Als Einziger zurückgewiesen
11 Menschen aus dem ehemaligen Jugoslawien, der Türkei, Sri Lanka und Frankreich hat die Gemeindeversammlung eingebürgert, nur den italienischen Secondo Massimiliano Luzio, der bei der UBS in Zürich als IT-Projektleiter arbeitet, nicht. Fünf Redner hatten sich vergeblich für ihn starkgemacht: «Das Einbürgerungsverfahren in Freienbach ist härter als das Auswahlverfahren des Armeechefs im VBS», hatte einer mit ironischem Unterton gesagt. Ein anderer betonte, dass sich Luzio stets an die verfassungsmässige Ordnung gehalten habe. «Gebt ihm eine Chance», forderte ein dritter. Von der schweigenden Mehrheit trat lediglich die Ortsparteipräsidentin der CVP, Petra Landolt, ans Rednerpult: «Der Entscheid der Einbürgerungskommission, die das Geschäft vorbereitet hat, ist transparent und nachvollziehbar.» 67 stimmen an der Gemeindeversammlung schliesslich gegen Luzio, 39 für ihn.
Während die Gemeindeversammlung vor den Einbürgerungsvorlagen über den Voranschlag und den Steuerfuss debattierte, bereitete in den Gängen ausserhalb der Turnhalle der Verein «Dorfgemeinschaft Freienbach» den Apéro vor.
«Luzio wird ganz sicher nicht eingebürgert», sagt einer.
Warum nicht?
«Weil die Gemeindeversammlung immer den Anträgen der Einbürgerungskommission folgt.» Was spricht gegen ihn?
«Das fragen wir uns alle auch. Es heisst, dass er mit den Schweizer Sitten nicht vertraut ist.» Was sind die Schweizer Sitten?
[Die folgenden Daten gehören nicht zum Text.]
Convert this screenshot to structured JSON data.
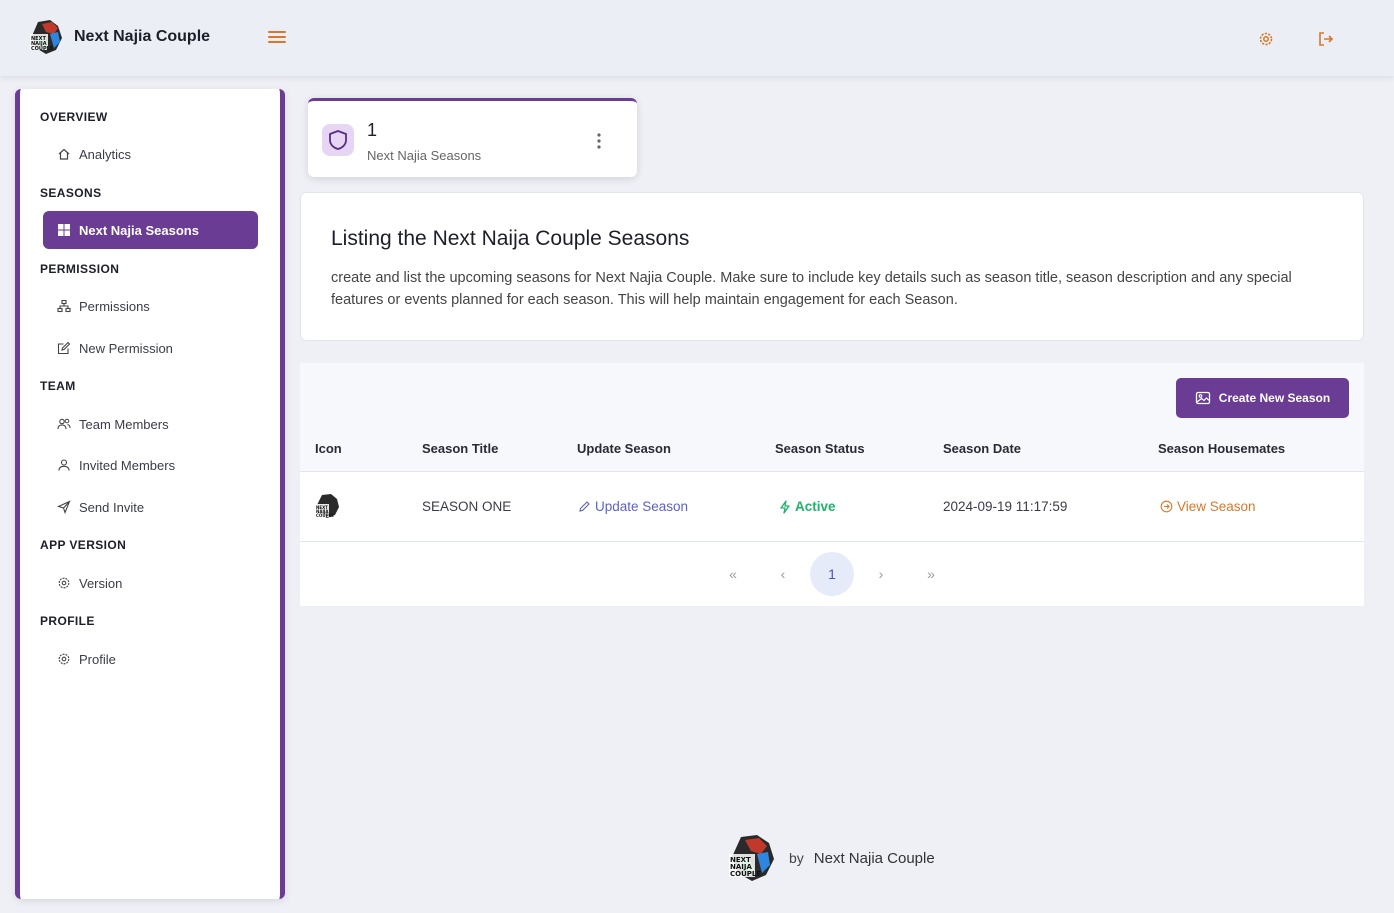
{
  "header": {
    "brand_title": "Next Najia Couple"
  },
  "sidebar": {
    "sections": {
      "overview": "OVERVIEW",
      "seasons": "SEASONS",
      "permission": "PERMISSION",
      "team": "TEAM",
      "app_version": "APP VERSION",
      "profile": "PROFILE"
    },
    "items": {
      "analytics": "Analytics",
      "next_najia_seasons": "Next Najia Seasons",
      "permissions": "Permissions",
      "new_permission": "New Permission",
      "team_members": "Team Members",
      "invited_members": "Invited Members",
      "send_invite": "Send Invite",
      "version": "Version",
      "profile": "Profile"
    }
  },
  "stat_card": {
    "count": "1",
    "label": "Next Najia Seasons"
  },
  "info": {
    "title": "Listing the Next Naija Couple Seasons",
    "description": "create and list the upcoming seasons for Next Najia Couple. Make sure to include key details such as season title, season description and any special features or events planned for each season. This will help maintain engagement for each Season."
  },
  "table": {
    "create_button": "Create New Season",
    "columns": [
      "Icon",
      "Season Title",
      "Update Season",
      "Season Status",
      "Season Date",
      "Season Housemates"
    ],
    "rows": [
      {
        "title": "SEASON ONE",
        "update": "Update Season",
        "status": "Active",
        "date": "2024-09-19 11:17:59",
        "housemates": "View Season"
      }
    ]
  },
  "pagination": {
    "first": "«",
    "prev": "‹",
    "current": "1",
    "next": "›",
    "last": "»"
  },
  "footer": {
    "by": "by",
    "name": "Next Najia Couple"
  },
  "colors": {
    "primary": "#6a3c93",
    "accent": "#d8782a",
    "success": "#1fb36b",
    "link": "#5a62c8"
  }
}
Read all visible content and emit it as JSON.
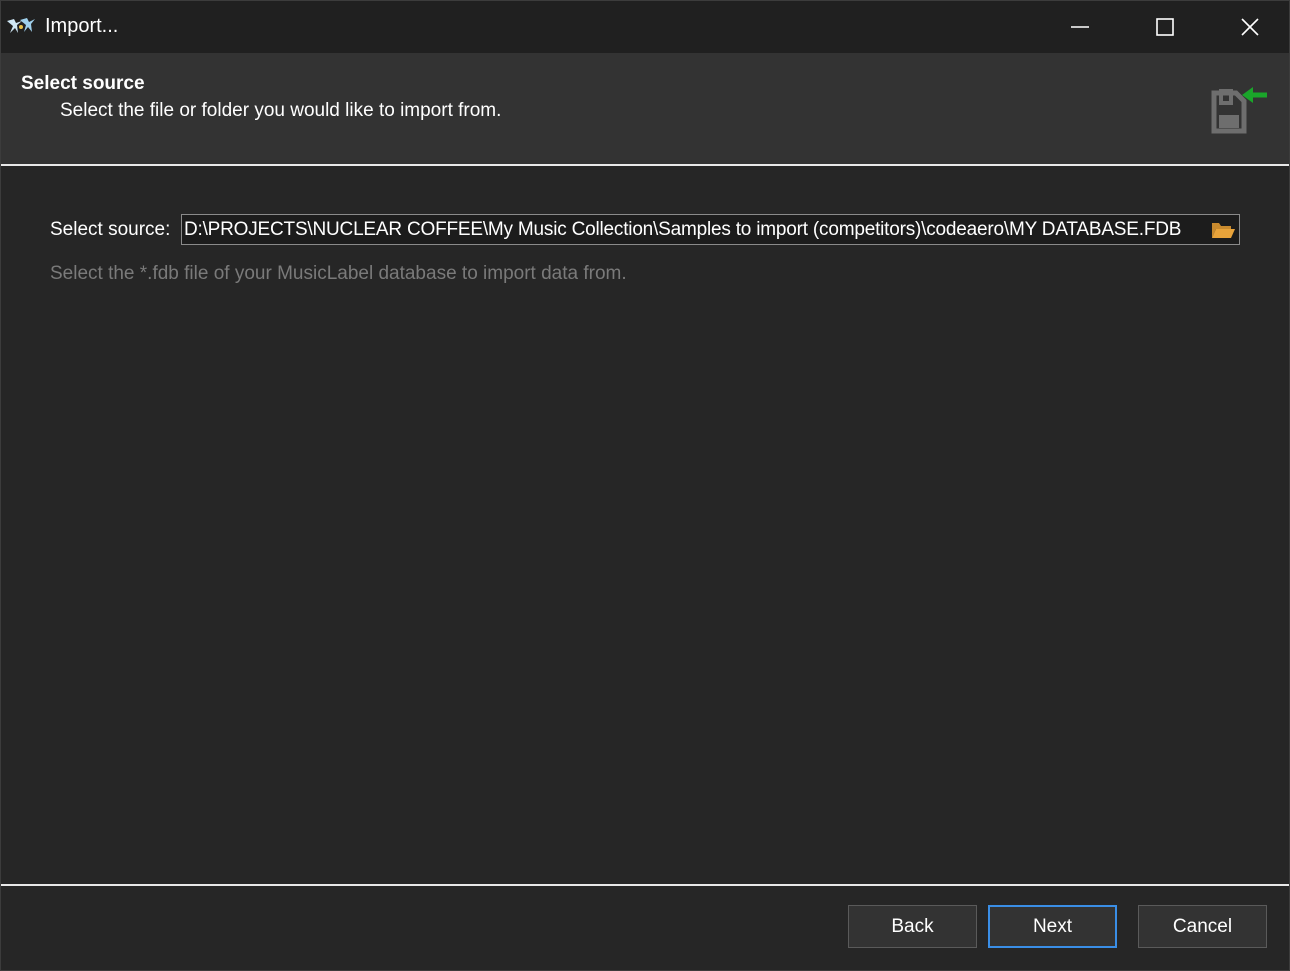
{
  "window": {
    "title": "Import...",
    "controls": {
      "minimize_icon": "minimize-icon",
      "maximize_icon": "maximize-icon",
      "close_icon": "close-icon"
    }
  },
  "header": {
    "title": "Select source",
    "subtitle": "Select the file or folder you would like to import from.",
    "icon": "floppy-import-icon"
  },
  "source": {
    "label": "Select source:",
    "value": "D:\\PROJECTS\\NUCLEAR COFFEE\\My Music Collection\\Samples to import (competitors)\\codeaero\\MY DATABASE.FDB",
    "browse_icon": "folder-open-icon",
    "hint": "Select the *.fdb file of your MusicLabel database to import data from."
  },
  "footer": {
    "back_label": "Back",
    "next_label": "Next",
    "cancel_label": "Cancel"
  },
  "colors": {
    "background": "#262626",
    "titlebar": "#202020",
    "header": "#333333",
    "accent": "#3a8ee6",
    "arrow": "#1aa52a",
    "folder": "#e8a33a",
    "hint_text": "#7a7a7a"
  }
}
«Er arbeitet in Zürich und ist hier in keinem Verein. Sein Lebensmittelpunkt ist nicht in Freienbach. Sie müssen wissen, dass hier 150 Vereine existieren.» Nebst den 150 Vereinen besteht Freienbach auch noch aus einer Reihe von Millionären und Dutzenden Firmen, die das globale Kapital ins Dorf bringen. Mit rund 15'000 Einwohnern ist Freienbach die zweitgrösste Gemeinde im Kanton Schwyz. Die meisten Menschen arbeiten in Zürich und schlafen in Freienbach, so wie Massimiliano Luzio. Rund die Hälfte der Einbürgerungsgesuche werden von der Einbürgerungskommission abgelehnt. Massimiliano Luzio war der Erste, der gegen den Entscheid rekurrierte und seinen Antrag vor die Gemeindeversammlung brachte.
Wer kann das verstehen?
Der 35-Jährige wurde in Horgen geboren. Die Primarschule besuchte er in Locarno, das Gymnasium in Zug. Später studierte er an der ETH Zürich. Seit acht Jahren wohnt er in Freienbach. Er spricht perfekt Hochdeutsch. Gemeindepräsident Kurt Zurbuchen, der auch der Einbürgerungskommission vorsteht, schaltete sich an der Gemeindeversammlung mit folgenden Worten ein: «Bei ihm ist keine Integration spürbar. Er macht den Eindruck, durch und durch ein Italiener zu sein und aus zweckdienlichen Gründen Schweizer werden zu wollen: Würde er einmal längere Zeit im Ausland arbeiten, würde seine C-Bewilligung verfallen.»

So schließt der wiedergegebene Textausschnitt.